00:00:14.920
Hello everyone! The talk today is titled 'Throw Some Keys on It: Data Modeling for Key/Value Data Stores by Example.' My name is Hector Castro, and that's my handle pretty much everywhere. A quick disclaimer upfront: I work for Basho, where we make a distributed key/value database. Before we dive in, I want to share a quick story from my time in Mexico. If you're sitting in an open cafe, you might encounter a situation where someone approaches you, puts their hand on you, and silently stands there until you give him money. If you're with someone else, he will do the same to them. This can make you think about potential career options if software doesn't work out for us!
00:00:36.079
So, how many people here have seen something like this hanging on someone’s cube wall or printed out to explain what a database is and the relationships between different entities? Relational databases aren’t all bad; they offer many appealing features from a developer’s perspective. They allow us to establish relationships between multiple entities. When denormalizing, they provide transactions that ensure modifications across multiple rows happen atomically. They allow us to define schemas to optimize queries through clearly defined types.

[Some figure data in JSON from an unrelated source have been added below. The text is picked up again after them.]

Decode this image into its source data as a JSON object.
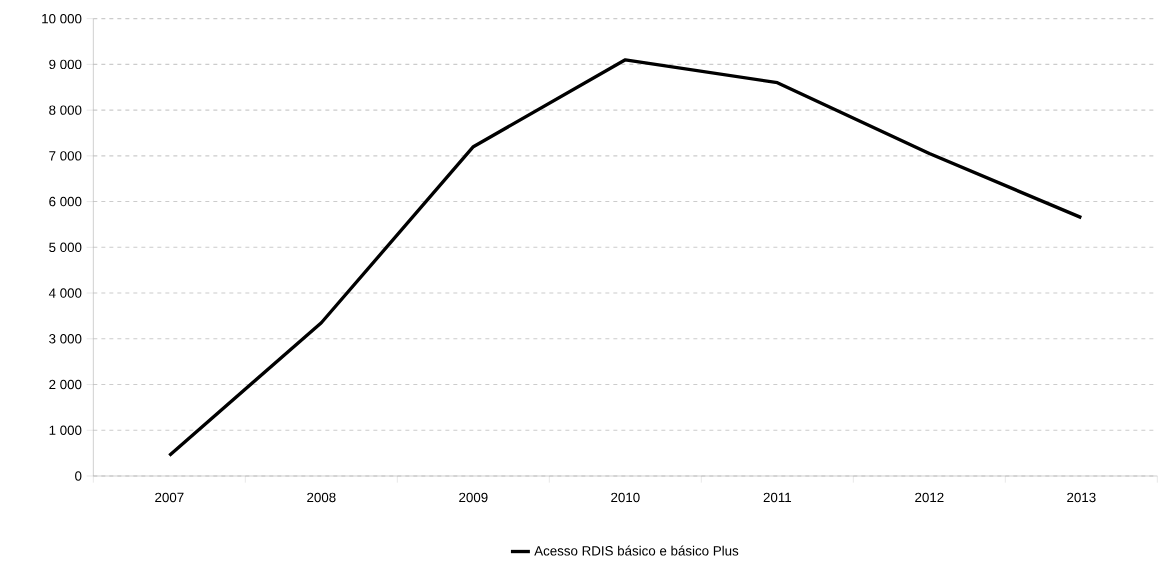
{
  "chart_data": {
    "type": "line",
    "categories": [
      "2007",
      "2008",
      "2009",
      "2010",
      "2011",
      "2012",
      "2013"
    ],
    "series": [
      {
        "name": "Acesso RDIS básico e básico Plus",
        "color": "#000000",
        "values": [
          450,
          3350,
          7200,
          9100,
          8600,
          7050,
          5650
        ]
      }
    ],
    "ylim": [
      0,
      10000
    ],
    "yticks": [
      {
        "value": 0,
        "label": "0"
      },
      {
        "value": 1000,
        "label": "1 000"
      },
      {
        "value": 2000,
        "label": "2 000"
      },
      {
        "value": 3000,
        "label": "3 000"
      },
      {
        "value": 4000,
        "label": "4 000"
      },
      {
        "value": 5000,
        "label": "5 000"
      },
      {
        "value": 6000,
        "label": "6 000"
      },
      {
        "value": 7000,
        "label": "7 000"
      },
      {
        "value": 8000,
        "label": "8 000"
      },
      {
        "value": 9000,
        "label": "9 000"
      },
      {
        "value": 10000,
        "label": "10 000"
      }
    ],
    "grid": "y",
    "legend": "bottom",
    "marker": "none",
    "line_style": "solid"
  }
}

Finally, they grant the ability to perform ad hoc queries using SQL to access all data in the database.
00:01:14.320
However, what if your application doesn’t need most of these features, or if latency, scalability, or high availability are more critical? That's where key/value data stores come into play, specifically distributed key/value data stores. These are attractive for several reasons: they are schema-less, which we saw in a couple of talks yesterday; they allow single access reads through primary key access, leading to faster operations, particularly in high-rate workloads. They are also very effective for write-heavy workloads since many key/value stores are append-only, making writes very fast. Moreover, they tend to scale more easily because they have a more restricted API, avoiding the complexities of joins or grouping data across multiple shards.
00:02:39.040
For some examples, in Ruby, you can quickly create a hash and assign values to it, even complex structures. By using serialization, you can store images and other binary data. When faced with a primitive data interaction method, the initial thought may be that the application is too complex for this system, requiring tables and columns. However, the example I will walk through is relatively simple, but it gave me an 'aha moment' when modeling applications for key/value data stores. I hope it will produce the same moment for others here today. Are people familiar with the Uber application? For those who aren't, Uber is a mobile application that allows you to request drivers, typically luxury vehicles, but they are also expanding to offer standard cars.
00:03:52.320
Transactions occur through credit cards, with no real interaction with the driver, effectively optimizing the taxi service experience. As we consider how this system works, we start to think about geolocation and geospatial queries. As engineers, we might instinctively reach for relational databases like Postgres or Solr, which have geospatial query capabilities, but today I will demonstrate how to approach this problem using a key/value data store. The Uber system comprises several key components: the driver, the passenger (you), and the entire mapping system that identifies the area around you.
00:05:02.080
Let’s start with the driver. Imagine the driver's location represented within a coordinate grid, where locations are defined as simple grid coordinates rather than traditional latitude and longitude for generalization purposes. If we identify a driver positioned in a square on this grid, we can assume their location is at the specific coordinates based on where they sit within the grid. To illustrate how the key/value store works, we will use date, time, and these coordinates together to request our ride. In the key/value approach within React, we utilize 'buckets' to namespace our data by the provided date and time.
00:06:55.360
When working with a key/value store that lacks a built-in concept of buckets, you can simply prepend a namespace to the key. The store will handle the payload, which could include an array of vehicles within that quadrant/network. As we walk through some Ruby code, we define a function called 'emit_car_location' which accepts a car ID, color, and its coordinates. The purpose of this data structure is to maintain contextually meaningful data, while avoiding loss of information related to concurrent car emissions into the store.
00:11:40.720
The function ensures that when we capture location data of the cars, we utilize a GSet data structure. GSet stands for Grow-only Set, a conflict-free replicated data type (CRDT) which allows for simultaneous writes without the risk of data loss. GSets purposely avoid removing data; you only add to the set, enhancing availability and mitigating potential conflicts arising from concurrent operations and network partitions. In a situation where two writes occur concurrently due to partitions, both values are kept in a sibling state until resolved through defined reconciliation processes.
00:14:08.639
The insistence on maintaining both values allows the system to avert data loss and ensure that cars present in the area are accurately logged and retrievable. This technique speaks to the design of scalable systems, especially as usage expands to unprecedented heights. The process outlined keeps the mapping of cars intact and provides reliable information to users requesting vehicles, thus streamlining operations. Finally, as we anticipate increased scalability demands for services like Uber, it's essential to utilize data structures that perform well under considerable load—something variable relational databases often fail to do at larger scales. Thank you for joining me today, and I hope you found this exploration of key/value data stores insightful.